Non è stato un semplice incontro operativo. È stato un momento di ascolto, confronto e costruzione di fiducia reciproca. Quelle che iniziano come relazioni professionali, quando trovano terreno comune nei valori, evolvono rapidamente in rapporti personali solidi. Ed è esattamente ciò che è accaduto.
Il vino come linguaggio condiviso
Tra visite in cantina, degustazioni e scambi diretti con i produttori, si è creato un dialogo autentico. Il vino italiano, con la sua varietà e profondità, ha fatto da ponte culturale: ogni etichetta raccontava un territorio, ogni assaggio apriva una conversazione.
L’interesse della delegazione si concentra su referenze capaci di esprimere al meglio il Made in Italy anche in un contesto complesso come quello del servizio aereo: selezioni coerenti, qualità costante, logistica efficiente. Un lavoro che richiede precisione, ma anche sensibilità.
Oltre il business
Quello che resta di questa giornata non è solo il potenziale commerciale. È il rispetto reciproco che si è consolidato, la naturalezza del confronto, la volontà condivisa di costruire qualcosa di duraturo.

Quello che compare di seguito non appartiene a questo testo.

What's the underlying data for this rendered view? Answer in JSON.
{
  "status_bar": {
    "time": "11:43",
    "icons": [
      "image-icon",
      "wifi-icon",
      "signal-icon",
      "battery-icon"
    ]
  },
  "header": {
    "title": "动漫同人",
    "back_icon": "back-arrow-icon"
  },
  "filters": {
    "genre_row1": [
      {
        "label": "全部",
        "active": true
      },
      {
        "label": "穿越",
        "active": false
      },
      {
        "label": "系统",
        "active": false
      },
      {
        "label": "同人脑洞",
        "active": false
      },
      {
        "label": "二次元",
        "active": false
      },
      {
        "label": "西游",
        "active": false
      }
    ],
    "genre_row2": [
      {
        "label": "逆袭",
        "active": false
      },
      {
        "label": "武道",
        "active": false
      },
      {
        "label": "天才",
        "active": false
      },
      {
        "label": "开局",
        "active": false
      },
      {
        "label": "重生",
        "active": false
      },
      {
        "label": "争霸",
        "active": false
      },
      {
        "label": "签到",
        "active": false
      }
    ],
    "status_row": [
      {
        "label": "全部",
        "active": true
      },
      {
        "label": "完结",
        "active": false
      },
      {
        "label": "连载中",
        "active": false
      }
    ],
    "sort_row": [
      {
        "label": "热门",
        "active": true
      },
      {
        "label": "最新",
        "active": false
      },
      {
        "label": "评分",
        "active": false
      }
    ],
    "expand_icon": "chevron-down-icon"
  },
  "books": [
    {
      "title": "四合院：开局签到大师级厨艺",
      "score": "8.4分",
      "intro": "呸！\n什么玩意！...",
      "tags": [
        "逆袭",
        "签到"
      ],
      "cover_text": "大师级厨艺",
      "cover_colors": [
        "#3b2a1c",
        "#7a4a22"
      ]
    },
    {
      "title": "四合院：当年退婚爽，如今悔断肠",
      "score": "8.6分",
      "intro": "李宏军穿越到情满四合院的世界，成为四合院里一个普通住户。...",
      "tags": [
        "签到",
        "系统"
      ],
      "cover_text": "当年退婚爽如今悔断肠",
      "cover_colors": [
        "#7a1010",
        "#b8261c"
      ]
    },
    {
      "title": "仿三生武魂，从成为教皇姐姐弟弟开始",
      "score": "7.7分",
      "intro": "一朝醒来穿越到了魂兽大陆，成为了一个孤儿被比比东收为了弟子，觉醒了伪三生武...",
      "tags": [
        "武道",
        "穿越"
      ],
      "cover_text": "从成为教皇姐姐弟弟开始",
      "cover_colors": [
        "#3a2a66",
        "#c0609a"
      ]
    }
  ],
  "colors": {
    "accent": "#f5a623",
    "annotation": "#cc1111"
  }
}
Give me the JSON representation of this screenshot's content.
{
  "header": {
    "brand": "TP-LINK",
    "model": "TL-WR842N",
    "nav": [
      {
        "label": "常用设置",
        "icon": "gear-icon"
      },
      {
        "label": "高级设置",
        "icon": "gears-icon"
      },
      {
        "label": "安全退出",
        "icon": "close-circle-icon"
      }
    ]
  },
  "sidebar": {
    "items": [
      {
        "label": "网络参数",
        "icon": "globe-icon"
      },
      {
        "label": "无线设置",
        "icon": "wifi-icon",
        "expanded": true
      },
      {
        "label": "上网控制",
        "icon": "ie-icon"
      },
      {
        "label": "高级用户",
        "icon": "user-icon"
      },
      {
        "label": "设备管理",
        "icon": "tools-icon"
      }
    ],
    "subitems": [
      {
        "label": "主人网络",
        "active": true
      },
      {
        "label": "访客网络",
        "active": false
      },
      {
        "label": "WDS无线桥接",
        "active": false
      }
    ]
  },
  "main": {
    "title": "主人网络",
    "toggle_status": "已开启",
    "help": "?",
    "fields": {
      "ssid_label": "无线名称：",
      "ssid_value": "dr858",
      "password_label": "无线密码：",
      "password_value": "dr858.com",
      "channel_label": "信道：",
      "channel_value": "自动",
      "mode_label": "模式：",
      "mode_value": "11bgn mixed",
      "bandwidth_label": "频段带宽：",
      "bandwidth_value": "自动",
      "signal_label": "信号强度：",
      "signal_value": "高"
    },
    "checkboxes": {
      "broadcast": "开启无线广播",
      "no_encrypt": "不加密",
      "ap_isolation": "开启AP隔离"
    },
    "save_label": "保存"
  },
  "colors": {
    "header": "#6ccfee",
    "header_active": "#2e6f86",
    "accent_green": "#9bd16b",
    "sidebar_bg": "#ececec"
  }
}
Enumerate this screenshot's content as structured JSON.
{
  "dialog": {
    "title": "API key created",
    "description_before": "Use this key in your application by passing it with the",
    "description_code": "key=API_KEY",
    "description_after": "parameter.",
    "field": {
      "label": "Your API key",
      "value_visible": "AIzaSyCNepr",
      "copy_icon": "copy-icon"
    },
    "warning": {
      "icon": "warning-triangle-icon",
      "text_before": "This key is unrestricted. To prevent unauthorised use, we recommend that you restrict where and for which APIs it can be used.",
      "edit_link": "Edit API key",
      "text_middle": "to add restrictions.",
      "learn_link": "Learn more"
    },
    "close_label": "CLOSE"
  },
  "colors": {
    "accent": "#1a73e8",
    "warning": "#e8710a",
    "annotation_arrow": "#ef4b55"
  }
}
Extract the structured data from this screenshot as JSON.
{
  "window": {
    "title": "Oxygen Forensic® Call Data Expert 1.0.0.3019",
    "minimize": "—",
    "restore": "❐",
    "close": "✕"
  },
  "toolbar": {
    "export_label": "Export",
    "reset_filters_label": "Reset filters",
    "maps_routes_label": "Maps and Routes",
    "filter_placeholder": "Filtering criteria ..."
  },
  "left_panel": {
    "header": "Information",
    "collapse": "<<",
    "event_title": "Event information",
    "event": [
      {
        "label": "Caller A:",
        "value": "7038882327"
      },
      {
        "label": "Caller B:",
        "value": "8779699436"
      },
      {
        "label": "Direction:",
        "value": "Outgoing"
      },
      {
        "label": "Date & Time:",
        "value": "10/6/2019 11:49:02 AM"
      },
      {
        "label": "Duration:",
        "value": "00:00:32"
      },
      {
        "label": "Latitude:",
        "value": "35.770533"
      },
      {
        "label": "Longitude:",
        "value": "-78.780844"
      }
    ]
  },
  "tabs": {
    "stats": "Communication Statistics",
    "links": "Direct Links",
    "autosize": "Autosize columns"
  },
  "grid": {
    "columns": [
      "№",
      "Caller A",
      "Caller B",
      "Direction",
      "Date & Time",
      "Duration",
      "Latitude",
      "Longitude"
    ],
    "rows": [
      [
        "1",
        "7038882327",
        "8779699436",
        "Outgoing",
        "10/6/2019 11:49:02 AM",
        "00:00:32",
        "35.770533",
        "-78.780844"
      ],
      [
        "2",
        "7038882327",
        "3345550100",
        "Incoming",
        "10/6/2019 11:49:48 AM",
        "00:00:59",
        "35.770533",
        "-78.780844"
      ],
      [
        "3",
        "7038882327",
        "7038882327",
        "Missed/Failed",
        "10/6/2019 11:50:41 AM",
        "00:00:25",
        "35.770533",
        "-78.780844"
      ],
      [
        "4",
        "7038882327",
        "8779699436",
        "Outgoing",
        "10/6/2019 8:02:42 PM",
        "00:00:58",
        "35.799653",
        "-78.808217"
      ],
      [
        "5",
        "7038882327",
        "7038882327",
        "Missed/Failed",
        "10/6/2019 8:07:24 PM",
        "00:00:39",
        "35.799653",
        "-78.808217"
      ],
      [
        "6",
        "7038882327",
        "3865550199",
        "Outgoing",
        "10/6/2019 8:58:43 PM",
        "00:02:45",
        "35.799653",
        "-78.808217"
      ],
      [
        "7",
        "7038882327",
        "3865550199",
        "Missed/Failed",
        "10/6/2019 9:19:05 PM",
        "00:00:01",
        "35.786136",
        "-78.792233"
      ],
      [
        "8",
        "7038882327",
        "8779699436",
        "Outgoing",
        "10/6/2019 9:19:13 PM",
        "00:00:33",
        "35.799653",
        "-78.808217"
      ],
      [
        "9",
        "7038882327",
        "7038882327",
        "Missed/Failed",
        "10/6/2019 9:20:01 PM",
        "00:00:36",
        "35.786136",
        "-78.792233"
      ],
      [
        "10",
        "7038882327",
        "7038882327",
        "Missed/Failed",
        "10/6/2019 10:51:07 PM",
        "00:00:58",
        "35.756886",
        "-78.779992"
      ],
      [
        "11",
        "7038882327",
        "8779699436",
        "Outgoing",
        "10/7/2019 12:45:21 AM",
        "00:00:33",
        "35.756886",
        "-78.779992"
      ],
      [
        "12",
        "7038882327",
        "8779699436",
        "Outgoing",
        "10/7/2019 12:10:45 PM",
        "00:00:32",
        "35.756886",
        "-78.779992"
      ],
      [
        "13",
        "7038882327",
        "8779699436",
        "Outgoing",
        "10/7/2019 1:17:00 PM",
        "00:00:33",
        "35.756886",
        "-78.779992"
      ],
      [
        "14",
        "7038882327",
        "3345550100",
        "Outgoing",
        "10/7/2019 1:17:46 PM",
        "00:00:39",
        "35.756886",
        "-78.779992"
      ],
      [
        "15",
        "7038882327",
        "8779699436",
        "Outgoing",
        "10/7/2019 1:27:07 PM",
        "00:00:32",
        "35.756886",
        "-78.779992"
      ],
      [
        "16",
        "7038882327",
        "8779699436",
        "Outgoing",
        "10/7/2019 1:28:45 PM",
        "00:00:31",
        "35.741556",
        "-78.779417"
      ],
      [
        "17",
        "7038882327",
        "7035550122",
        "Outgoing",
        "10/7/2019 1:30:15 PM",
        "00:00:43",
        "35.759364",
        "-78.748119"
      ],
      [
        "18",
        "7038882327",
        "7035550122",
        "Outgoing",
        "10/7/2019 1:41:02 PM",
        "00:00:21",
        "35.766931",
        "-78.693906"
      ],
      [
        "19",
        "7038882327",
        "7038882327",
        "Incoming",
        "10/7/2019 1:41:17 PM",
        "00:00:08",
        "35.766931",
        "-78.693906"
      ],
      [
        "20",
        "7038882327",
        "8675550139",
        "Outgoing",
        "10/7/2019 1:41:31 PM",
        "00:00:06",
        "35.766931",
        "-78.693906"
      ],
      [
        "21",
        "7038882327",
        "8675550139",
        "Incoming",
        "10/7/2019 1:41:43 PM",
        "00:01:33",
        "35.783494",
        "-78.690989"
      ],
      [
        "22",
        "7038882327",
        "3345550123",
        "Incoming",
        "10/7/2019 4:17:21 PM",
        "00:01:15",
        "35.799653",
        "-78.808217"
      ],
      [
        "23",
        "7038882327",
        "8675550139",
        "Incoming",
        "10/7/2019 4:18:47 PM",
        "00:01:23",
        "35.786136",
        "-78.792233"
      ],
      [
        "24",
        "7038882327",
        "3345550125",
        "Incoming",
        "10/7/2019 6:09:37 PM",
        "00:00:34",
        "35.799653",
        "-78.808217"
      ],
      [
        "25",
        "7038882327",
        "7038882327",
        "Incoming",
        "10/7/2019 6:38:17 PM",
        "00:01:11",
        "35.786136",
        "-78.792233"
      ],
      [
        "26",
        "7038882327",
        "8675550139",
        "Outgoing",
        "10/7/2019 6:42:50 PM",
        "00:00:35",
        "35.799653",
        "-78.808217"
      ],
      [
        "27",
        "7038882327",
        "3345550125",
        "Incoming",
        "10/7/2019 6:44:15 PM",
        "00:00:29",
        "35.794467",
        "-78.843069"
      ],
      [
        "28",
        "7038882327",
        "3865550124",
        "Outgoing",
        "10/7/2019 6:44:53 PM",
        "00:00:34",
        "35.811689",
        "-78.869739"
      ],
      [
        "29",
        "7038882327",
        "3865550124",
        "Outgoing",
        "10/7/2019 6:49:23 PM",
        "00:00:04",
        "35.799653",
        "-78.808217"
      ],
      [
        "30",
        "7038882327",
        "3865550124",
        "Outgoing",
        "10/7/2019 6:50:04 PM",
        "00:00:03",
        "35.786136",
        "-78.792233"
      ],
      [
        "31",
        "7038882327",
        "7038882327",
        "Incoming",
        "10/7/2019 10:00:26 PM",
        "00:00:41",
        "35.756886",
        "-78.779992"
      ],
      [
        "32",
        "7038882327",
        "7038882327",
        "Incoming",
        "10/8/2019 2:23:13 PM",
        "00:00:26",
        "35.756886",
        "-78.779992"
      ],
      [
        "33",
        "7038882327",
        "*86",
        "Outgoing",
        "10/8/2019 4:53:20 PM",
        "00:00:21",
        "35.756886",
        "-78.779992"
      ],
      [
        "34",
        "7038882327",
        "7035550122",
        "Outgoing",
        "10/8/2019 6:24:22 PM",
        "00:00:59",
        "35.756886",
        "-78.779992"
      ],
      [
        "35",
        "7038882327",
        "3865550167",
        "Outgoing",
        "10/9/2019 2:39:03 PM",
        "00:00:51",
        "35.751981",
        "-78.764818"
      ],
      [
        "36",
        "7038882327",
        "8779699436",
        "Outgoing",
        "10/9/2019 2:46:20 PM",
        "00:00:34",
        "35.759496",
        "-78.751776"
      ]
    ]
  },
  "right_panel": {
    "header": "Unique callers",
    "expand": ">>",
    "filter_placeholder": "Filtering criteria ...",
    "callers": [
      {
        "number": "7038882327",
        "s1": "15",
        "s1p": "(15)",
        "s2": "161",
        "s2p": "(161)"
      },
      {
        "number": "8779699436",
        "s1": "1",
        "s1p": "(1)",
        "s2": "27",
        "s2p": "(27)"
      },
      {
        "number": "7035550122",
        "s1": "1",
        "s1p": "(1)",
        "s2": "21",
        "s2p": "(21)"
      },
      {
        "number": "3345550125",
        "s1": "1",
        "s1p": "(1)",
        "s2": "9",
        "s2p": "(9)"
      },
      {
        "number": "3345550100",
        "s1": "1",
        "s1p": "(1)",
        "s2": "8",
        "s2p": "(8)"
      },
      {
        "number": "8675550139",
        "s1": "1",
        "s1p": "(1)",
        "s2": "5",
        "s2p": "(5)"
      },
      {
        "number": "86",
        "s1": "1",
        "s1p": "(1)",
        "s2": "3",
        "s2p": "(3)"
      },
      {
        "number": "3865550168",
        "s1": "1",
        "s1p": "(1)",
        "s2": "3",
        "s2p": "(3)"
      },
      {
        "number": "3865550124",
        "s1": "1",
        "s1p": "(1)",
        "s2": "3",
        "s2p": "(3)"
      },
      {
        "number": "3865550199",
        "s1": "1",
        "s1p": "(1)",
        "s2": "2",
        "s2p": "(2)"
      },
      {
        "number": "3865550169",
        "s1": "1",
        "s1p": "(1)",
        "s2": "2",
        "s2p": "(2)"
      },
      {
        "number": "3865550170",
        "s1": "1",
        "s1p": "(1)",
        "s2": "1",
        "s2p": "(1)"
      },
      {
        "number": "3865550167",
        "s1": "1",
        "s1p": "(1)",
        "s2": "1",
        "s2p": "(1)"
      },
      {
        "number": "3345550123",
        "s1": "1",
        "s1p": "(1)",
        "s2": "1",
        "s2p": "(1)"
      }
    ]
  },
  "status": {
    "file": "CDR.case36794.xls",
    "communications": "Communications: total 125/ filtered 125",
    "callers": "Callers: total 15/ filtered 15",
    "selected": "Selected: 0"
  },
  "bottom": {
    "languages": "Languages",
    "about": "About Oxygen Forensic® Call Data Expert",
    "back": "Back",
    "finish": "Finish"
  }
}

Nel nostro lavoro siamo abituati a parlare di mercati, numeri, distribuzione. Ma alla base, sempre, ci sono le persone. E quando si crea sintonia, il resto diventa più semplice — e più concreto.
Uno sguardo avanti
Questo incontro rappresenta un passo importante verso collaborazioni strutturate nel canale aereo internazionale, dove il vino italiano può giocare un ruolo sempre più rilevante.
Noi continuiamo su questa linea: presenza diretta nei mercati, selezione accurata dei produttori, capacità di trasformare relazioni in progetti operativi.